YEA! I got the story done. I'm not completely satisfied with it, but it's done.
My deadlines are April 24, for the story version; and the screenplay version is due on May 3rd. Both are done. I finished it all last night, including figuring out "whodunit" and getting the article back to the original.
My characters could be stronger, there could be more plot complications, the character arcs could be better, but for a first time attempt, it's not bad at all. And it's certainly more than I ever could do before these classes.
I still have to do the "beat sheet" for the screenwriting class, but I re-did the logline/premise, since the original story was so reworked it no longer fit the old logline. And I'm not all that sure about the title.
But who cares! It's done!
I couldn't have done it without the classes, professors, and the most supportive writing environment I've ever known. This is not to say that all writing environments are hostile, but in my experience, editors can be notoriously critical. Are these efforts worthy of publication? In a small way, yes, but in the true sense of the word, I would never inflict this on a reading public. There are holes and incongruities all through it. One character is so weak and wimpy I'd sooner kick her butt than admit I wrote her that way. Things happen and she doesn't speak up or react at all. What a wimp!
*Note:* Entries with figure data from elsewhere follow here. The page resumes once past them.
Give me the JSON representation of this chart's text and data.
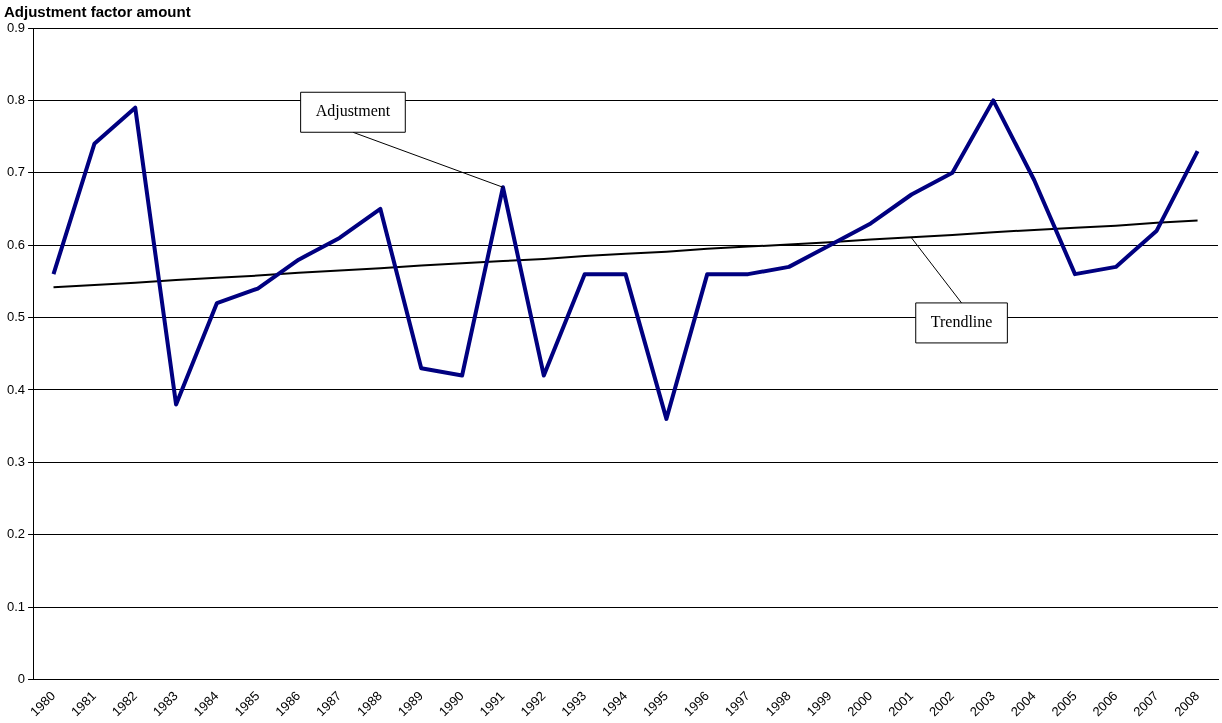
{
  "chart_data": {
    "type": "line",
    "title": "Adjustment factor amount",
    "categories": [
      "1980",
      "1981",
      "1982",
      "1983",
      "1984",
      "1985",
      "1986",
      "1987",
      "1988",
      "1989",
      "1990",
      "1991",
      "1992",
      "1993",
      "1994",
      "1995",
      "1996",
      "1997",
      "1998",
      "1999",
      "2000",
      "2001",
      "2002",
      "2003",
      "2004",
      "2005",
      "2006",
      "2007",
      "2008"
    ],
    "series": [
      {
        "color": "#000080",
        "values": [
          0.56,
          0.74,
          0.79,
          0.38,
          0.52,
          0.54,
          0.58,
          0.61,
          0.65,
          0.43,
          0.42,
          0.68,
          0.42,
          0.56,
          0.56,
          0.36,
          0.56,
          0.56,
          0.57,
          0.6,
          0.63,
          0.67,
          0.7,
          0.8,
          0.69,
          0.56,
          0.57,
          0.62,
          0.73
        ]
      },
      {
        "type": "line",
        "color": "#000000",
        "values": [
          0.542,
          0.545,
          0.548,
          0.552,
          0.555,
          0.558,
          0.562,
          0.565,
          0.568,
          0.572,
          0.575,
          0.578,
          0.581,
          0.585,
          0.588,
          0.591,
          0.595,
          0.598,
          0.601,
          0.604,
          0.608,
          0.611,
          0.614,
          0.618,
          0.621,
          0.624,
          0.627,
          0.631,
          0.634
        ]
      }
    ],
    "ylim": [
      0,
      0.9
    ],
    "yticks": [
      0,
      0.1,
      0.2,
      0.3,
      0.4,
      0.5,
      0.6,
      0.7,
      0.8,
      0.9
    ],
    "grid": "y",
    "marker": "none",
    "line_style": "solid",
    "legend": false,
    "annotations": [
      {
        "text": "Adjustment",
        "x": "1991",
        "y": 0.68
      },
      {
        "text": "Trendline",
        "x": "2001",
        "y": 0.61
      }
    ]
  }
}
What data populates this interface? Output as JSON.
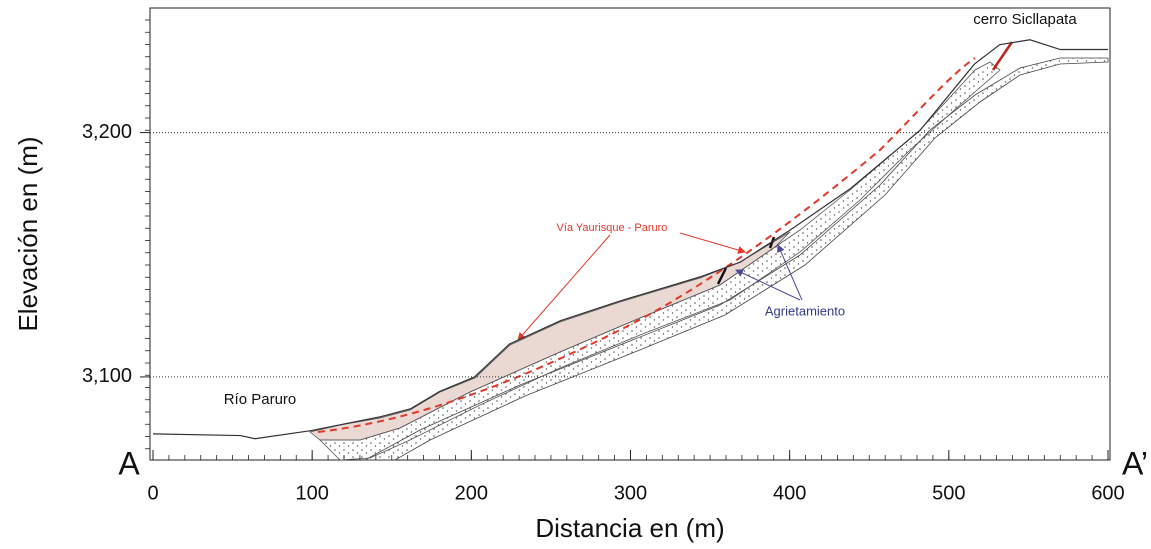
{
  "chart_data": {
    "type": "profile",
    "x_label": "Distancia en (m)",
    "y_label": "Elevación en (m)",
    "x": [
      0,
      55,
      64,
      99,
      143,
      162,
      180,
      202,
      224,
      256,
      293,
      344,
      369,
      400,
      438,
      482,
      516,
      532,
      551,
      570,
      600
    ],
    "values": [
      3076.7,
      3076,
      3074.7,
      3078,
      3083.7,
      3087,
      3094,
      3100,
      3113.5,
      3123,
      3131,
      3141,
      3147,
      3160,
      3177,
      3201,
      3228,
      3236,
      3238,
      3234,
      3234
    ],
    "color": "#333333",
    "xlim": [
      0,
      600
    ],
    "xticks": [
      0,
      100,
      200,
      300,
      400,
      500,
      600
    ],
    "ylim": [
      3066,
      3251
    ],
    "yticks": [
      {
        "value": 3100,
        "label": "3,100"
      },
      {
        "value": 3200,
        "label": "3,200"
      }
    ],
    "grid": true,
    "annotations": {
      "start": "A",
      "end": "A’",
      "river": "Río Paruro",
      "hill": "cerro Sicllapata",
      "road": "Vía Yaurisque - Paruro",
      "cracks": "Agrietamiento"
    }
  }
}
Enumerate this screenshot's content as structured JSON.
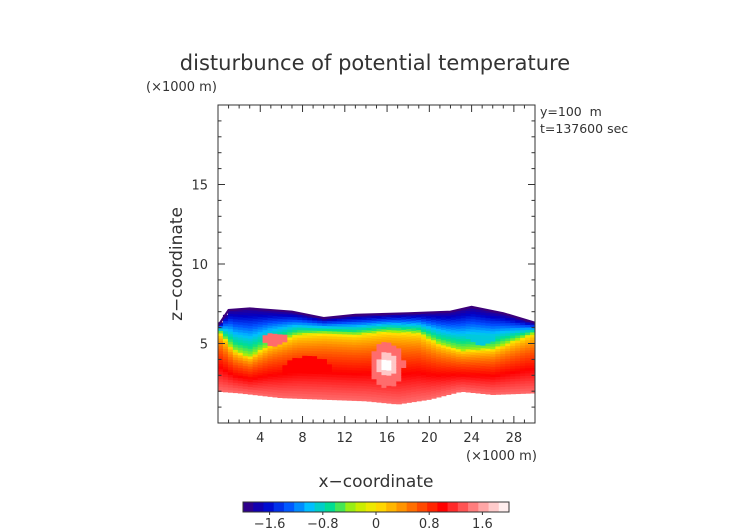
{
  "chart_data": {
    "type": "heatmap",
    "title": "disturbunce of potential temperature",
    "top_unit": "(×1000 m)",
    "xlabel": "x−coordinate",
    "ylabel": "z−coordinate",
    "x_unit": "(×1000 m)",
    "annotations": [
      "y=100  m",
      "t=137600 sec"
    ],
    "xlim": [
      0,
      30
    ],
    "ylim": [
      0,
      20
    ],
    "x_ticks": [
      4,
      8,
      12,
      16,
      20,
      24,
      28
    ],
    "y_ticks": [
      5,
      10,
      15
    ],
    "colorbar": {
      "range": [
        -2.0,
        2.0
      ],
      "ticks": [
        "−1.6",
        "−0.8",
        "0",
        "0.8",
        "1.6"
      ],
      "tick_values": [
        -1.6,
        -0.8,
        0,
        0.8,
        1.6
      ],
      "colors": [
        "#3c007a",
        "#0000c8",
        "#0050ff",
        "#00bfff",
        "#00e08a",
        "#b4f000",
        "#ffe600",
        "#ffa000",
        "#ff5000",
        "#ff0000",
        "#ff5a5a",
        "#ffb4b4",
        "#ffffff"
      ]
    },
    "field": {
      "top_boundary": [
        [
          0,
          6.1
        ],
        [
          1,
          7.1
        ],
        [
          3,
          7.2
        ],
        [
          7,
          7.0
        ],
        [
          10,
          6.6
        ],
        [
          13,
          6.8
        ],
        [
          18,
          6.9
        ],
        [
          22,
          7.0
        ],
        [
          24,
          7.3
        ],
        [
          27,
          6.9
        ],
        [
          30,
          6.3
        ]
      ],
      "bottom_boundary": [
        [
          0,
          2.0
        ],
        [
          2,
          1.9
        ],
        [
          6,
          1.6
        ],
        [
          10,
          1.5
        ],
        [
          14,
          1.4
        ],
        [
          17,
          1.2
        ],
        [
          20,
          1.5
        ],
        [
          23,
          2.0
        ],
        [
          26,
          1.8
        ],
        [
          30,
          1.9
        ]
      ],
      "blue_lower_edge": [
        [
          0,
          5.9
        ],
        [
          1.5,
          4.6
        ],
        [
          3,
          4.2
        ],
        [
          5,
          5.0
        ],
        [
          7.5,
          5.6
        ],
        [
          10,
          5.7
        ],
        [
          13,
          5.6
        ],
        [
          16,
          5.8
        ],
        [
          19,
          5.7
        ],
        [
          21,
          5.0
        ],
        [
          23,
          4.6
        ],
        [
          26,
          4.7
        ],
        [
          28,
          5.2
        ],
        [
          30,
          5.7
        ]
      ],
      "blobs": [
        {
          "x": 16,
          "z": 3.7,
          "rx": 1.6,
          "rz": 1.4,
          "value": 1.4
        },
        {
          "x": 16,
          "z": 3.7,
          "rx": 0.9,
          "rz": 0.75,
          "value": 1.75
        },
        {
          "x": 16,
          "z": 3.7,
          "rx": 0.45,
          "rz": 0.35,
          "value": 2.0
        },
        {
          "x": 25,
          "z": 5.7,
          "rx": 1.5,
          "rz": 0.8,
          "value": -0.9
        },
        {
          "x": 5.4,
          "z": 5.3,
          "rx": 1.2,
          "rz": 0.4,
          "value": 1.4
        },
        {
          "x": 8.5,
          "z": 3.4,
          "rx": 2.3,
          "rz": 0.8,
          "value": 1.0
        }
      ]
    }
  }
}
My villain is not evil enough, and my antagonist is supposed to be more evil but is only kind of evil. The whole thing has holes, like I said.
But to be able to write over 30 pages of fiction - ME! What a concept! What an accomplishment!
Perhaps, one day, I'll go back into this story and work it through. Maybe I'll take the characters and put them through their paces and make them "real" in my head. Maybe I'll fix the holes in the plot. And I have two other stories I wrote in my 20s that I'd like to put through this same process.
But for now, I'm walking away, glad to have made it this far. The sense of accomplishment is enough. The knowledge that I gave it all I had to give at the time is enough.
For now, I need to step away from school and clean the house, do laundry, and really scrub this place down. I have to clear out cat hair, cat puke, dust and body powder. I need to de-flea and deodorize the place. I need to open the windows and let light and air into the house. I need to work on my yard before the city does the lawn.
Yep, my life needs some attention, and I have a few weeks before summer school starts. I need the time.
And for now, I'm going to enjoy the feeling of accomplishment. I've done the work my teachers wanted me to do. I've completed the assignments. Both my classes were more of a "complete the projects" than getting test-as-you-go grades. Just turn in the work at the end of the semester for grades. So, I'm pretty much guaranteed a decent grade in these classes, which will help with GPA.
And I learned quite a bit. I'll be forever grateful to my professors. Edward Francisco has quite a few credits to his name, including publications and teaching. The other, Rob Lloyd, has a different list of credits to his name, in television news and gameshows, and scripts. Both are experts in the worlds they inhabit. To find these men at the junior college level is amazing!
Oxford and Gannett, both represented at Pellissippi. We are truly blessed.